IN RESPONSE TO “Is Public Education For Sale?”
Myth #1: Education policy is being driven by lobbyists from big-money corporations that are profiting from state education dollars through “school choice” initiatives – legislation that sends public school money to for-profit “education” organizations that often run lousy schools on the cheap in order to pay stockholders nice dividends.
Fact: In Mississippi, the law will ensure that all charter schools are governed by a non-profit. Not only will public charter schools in Mississippi be required by law to be governed and run by non-profit organizations, public charter schools will also be held to a much higher standard than traditional public schools in their fiscal decisions. All budgets, expenses, and any fees paid to any service provider must be approved for a charter prior to the school opening. Charters will have to meet high performance standards for the fiscal stewardship on an on-going basis. Like traditional public schools, public charter schools may contract for a service from a for-profit operator, but this does not make the school itself “for-profit.” Our traditional public schools today buy textbooks, computers, curriculums, IT services, school buses and operators, office equipment, construction contracts, maintenance services, cell phones, hosts of other materials and professional development services from for-profit companies.

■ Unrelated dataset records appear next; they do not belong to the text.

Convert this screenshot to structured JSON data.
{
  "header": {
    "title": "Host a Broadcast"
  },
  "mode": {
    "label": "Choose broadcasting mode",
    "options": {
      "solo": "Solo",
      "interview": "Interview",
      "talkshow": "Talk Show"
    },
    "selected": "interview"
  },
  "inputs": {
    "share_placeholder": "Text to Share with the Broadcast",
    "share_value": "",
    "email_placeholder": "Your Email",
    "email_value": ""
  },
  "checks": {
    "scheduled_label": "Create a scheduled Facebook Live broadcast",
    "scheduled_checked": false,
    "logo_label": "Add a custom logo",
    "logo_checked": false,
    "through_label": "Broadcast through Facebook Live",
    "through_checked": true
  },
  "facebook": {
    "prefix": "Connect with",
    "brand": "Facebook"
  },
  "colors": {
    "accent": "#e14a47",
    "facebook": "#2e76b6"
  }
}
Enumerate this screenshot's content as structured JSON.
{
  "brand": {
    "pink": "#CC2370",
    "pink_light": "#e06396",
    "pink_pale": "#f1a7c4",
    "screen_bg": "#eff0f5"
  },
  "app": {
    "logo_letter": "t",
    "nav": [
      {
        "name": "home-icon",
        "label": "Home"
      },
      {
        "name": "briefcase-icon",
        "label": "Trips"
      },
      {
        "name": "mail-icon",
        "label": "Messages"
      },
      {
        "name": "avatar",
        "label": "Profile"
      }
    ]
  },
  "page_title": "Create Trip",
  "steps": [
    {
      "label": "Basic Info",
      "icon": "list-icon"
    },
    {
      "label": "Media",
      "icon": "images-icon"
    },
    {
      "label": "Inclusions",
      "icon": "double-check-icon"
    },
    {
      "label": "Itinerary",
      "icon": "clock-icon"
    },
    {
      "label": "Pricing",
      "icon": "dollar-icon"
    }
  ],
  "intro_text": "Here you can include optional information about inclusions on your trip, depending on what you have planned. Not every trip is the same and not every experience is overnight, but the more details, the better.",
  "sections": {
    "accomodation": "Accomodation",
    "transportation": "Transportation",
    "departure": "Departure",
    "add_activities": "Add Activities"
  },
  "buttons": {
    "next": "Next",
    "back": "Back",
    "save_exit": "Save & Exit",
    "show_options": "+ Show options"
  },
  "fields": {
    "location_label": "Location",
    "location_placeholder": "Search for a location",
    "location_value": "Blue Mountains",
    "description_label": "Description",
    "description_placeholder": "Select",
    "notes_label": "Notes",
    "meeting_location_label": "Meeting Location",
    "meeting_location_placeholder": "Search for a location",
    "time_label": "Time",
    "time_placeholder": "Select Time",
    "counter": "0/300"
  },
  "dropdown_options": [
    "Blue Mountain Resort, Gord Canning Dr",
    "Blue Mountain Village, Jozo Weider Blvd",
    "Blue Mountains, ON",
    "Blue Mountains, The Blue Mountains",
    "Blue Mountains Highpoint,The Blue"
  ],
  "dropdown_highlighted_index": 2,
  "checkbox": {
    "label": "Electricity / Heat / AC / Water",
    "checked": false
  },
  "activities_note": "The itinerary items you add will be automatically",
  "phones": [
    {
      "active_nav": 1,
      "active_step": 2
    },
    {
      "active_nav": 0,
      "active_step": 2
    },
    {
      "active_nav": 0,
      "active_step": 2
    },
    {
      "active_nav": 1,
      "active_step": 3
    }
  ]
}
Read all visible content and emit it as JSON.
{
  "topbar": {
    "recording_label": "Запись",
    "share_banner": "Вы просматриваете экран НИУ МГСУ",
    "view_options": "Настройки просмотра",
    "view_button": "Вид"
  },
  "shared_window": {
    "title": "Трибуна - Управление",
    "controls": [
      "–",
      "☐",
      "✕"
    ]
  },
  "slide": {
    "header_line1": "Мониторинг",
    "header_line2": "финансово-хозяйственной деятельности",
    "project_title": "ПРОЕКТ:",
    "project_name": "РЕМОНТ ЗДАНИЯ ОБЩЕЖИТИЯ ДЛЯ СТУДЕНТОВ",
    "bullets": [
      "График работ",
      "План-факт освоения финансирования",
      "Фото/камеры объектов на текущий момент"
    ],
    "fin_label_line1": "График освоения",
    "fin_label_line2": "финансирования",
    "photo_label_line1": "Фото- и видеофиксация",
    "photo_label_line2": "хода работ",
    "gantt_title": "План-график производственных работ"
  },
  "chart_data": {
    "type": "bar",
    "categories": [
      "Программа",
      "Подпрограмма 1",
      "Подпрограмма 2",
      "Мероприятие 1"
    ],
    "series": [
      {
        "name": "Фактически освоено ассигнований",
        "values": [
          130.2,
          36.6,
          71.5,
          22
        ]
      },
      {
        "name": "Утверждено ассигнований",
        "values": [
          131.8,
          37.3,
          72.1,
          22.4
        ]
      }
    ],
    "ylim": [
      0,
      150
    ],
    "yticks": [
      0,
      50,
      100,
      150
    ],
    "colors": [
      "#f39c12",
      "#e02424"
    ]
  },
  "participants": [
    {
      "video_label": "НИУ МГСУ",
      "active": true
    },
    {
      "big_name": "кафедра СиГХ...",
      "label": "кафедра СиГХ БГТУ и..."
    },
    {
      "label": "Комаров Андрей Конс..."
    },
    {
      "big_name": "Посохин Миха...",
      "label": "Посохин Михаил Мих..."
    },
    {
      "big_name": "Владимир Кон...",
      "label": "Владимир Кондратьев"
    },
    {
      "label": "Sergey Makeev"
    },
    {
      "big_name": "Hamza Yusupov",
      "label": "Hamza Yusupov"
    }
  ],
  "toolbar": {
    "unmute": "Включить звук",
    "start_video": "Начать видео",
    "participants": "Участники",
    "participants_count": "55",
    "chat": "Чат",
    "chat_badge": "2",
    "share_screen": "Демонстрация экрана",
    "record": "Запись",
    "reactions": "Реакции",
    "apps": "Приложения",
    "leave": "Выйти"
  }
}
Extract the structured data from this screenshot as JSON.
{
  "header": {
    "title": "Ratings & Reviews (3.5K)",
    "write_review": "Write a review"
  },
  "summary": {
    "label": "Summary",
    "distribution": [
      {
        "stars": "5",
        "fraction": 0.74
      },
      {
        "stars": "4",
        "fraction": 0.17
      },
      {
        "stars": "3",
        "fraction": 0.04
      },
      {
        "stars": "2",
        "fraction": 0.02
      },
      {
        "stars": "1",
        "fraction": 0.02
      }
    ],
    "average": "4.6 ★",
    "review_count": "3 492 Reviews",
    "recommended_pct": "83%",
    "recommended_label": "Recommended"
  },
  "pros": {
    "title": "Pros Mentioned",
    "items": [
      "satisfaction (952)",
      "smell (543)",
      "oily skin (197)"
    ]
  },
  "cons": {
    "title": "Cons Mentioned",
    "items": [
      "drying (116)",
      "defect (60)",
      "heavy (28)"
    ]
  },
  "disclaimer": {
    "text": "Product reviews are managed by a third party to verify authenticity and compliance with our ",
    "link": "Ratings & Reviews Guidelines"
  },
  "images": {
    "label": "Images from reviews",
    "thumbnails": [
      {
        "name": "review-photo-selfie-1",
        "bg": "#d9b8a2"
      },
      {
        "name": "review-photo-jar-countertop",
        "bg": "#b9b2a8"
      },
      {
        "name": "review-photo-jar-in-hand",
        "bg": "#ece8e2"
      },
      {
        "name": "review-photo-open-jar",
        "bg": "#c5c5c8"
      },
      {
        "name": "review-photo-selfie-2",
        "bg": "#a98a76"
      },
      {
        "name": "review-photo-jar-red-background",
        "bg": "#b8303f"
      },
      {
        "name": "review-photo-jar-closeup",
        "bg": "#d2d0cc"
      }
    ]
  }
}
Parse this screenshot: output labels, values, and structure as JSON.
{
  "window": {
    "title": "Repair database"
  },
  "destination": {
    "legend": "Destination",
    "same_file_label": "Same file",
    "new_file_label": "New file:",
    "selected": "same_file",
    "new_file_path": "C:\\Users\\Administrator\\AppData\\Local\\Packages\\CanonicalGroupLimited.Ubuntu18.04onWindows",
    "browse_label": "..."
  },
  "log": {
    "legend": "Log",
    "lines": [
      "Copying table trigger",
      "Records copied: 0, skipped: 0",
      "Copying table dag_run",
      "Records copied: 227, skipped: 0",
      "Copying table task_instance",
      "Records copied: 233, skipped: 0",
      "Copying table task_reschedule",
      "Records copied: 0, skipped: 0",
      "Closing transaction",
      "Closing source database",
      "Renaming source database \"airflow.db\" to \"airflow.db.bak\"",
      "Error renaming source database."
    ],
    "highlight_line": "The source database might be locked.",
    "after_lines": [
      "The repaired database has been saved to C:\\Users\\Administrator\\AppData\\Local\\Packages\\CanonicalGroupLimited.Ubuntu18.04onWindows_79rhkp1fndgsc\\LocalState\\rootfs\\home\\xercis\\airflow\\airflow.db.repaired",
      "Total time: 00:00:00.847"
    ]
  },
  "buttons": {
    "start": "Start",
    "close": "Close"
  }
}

If we allow for-profit entities to provide services to our public schools, let’s make sure that these services in our public schools are held to the highest of standards in producing excellent learning for students.
Furthermore, it’s time we recognize that the education status quo has been profiting from more funding than ever before with no results to show for it. The entrenched economic interests of our traditional public school systems are reflective in the efforts to preserve the status quo, even if that means voiceless students are stuck in chronically underperforming and fiscally mismanaged schools. Public charter schools are just one reform that may challenge the very existence of any current systems that benefit adults at the expense of students.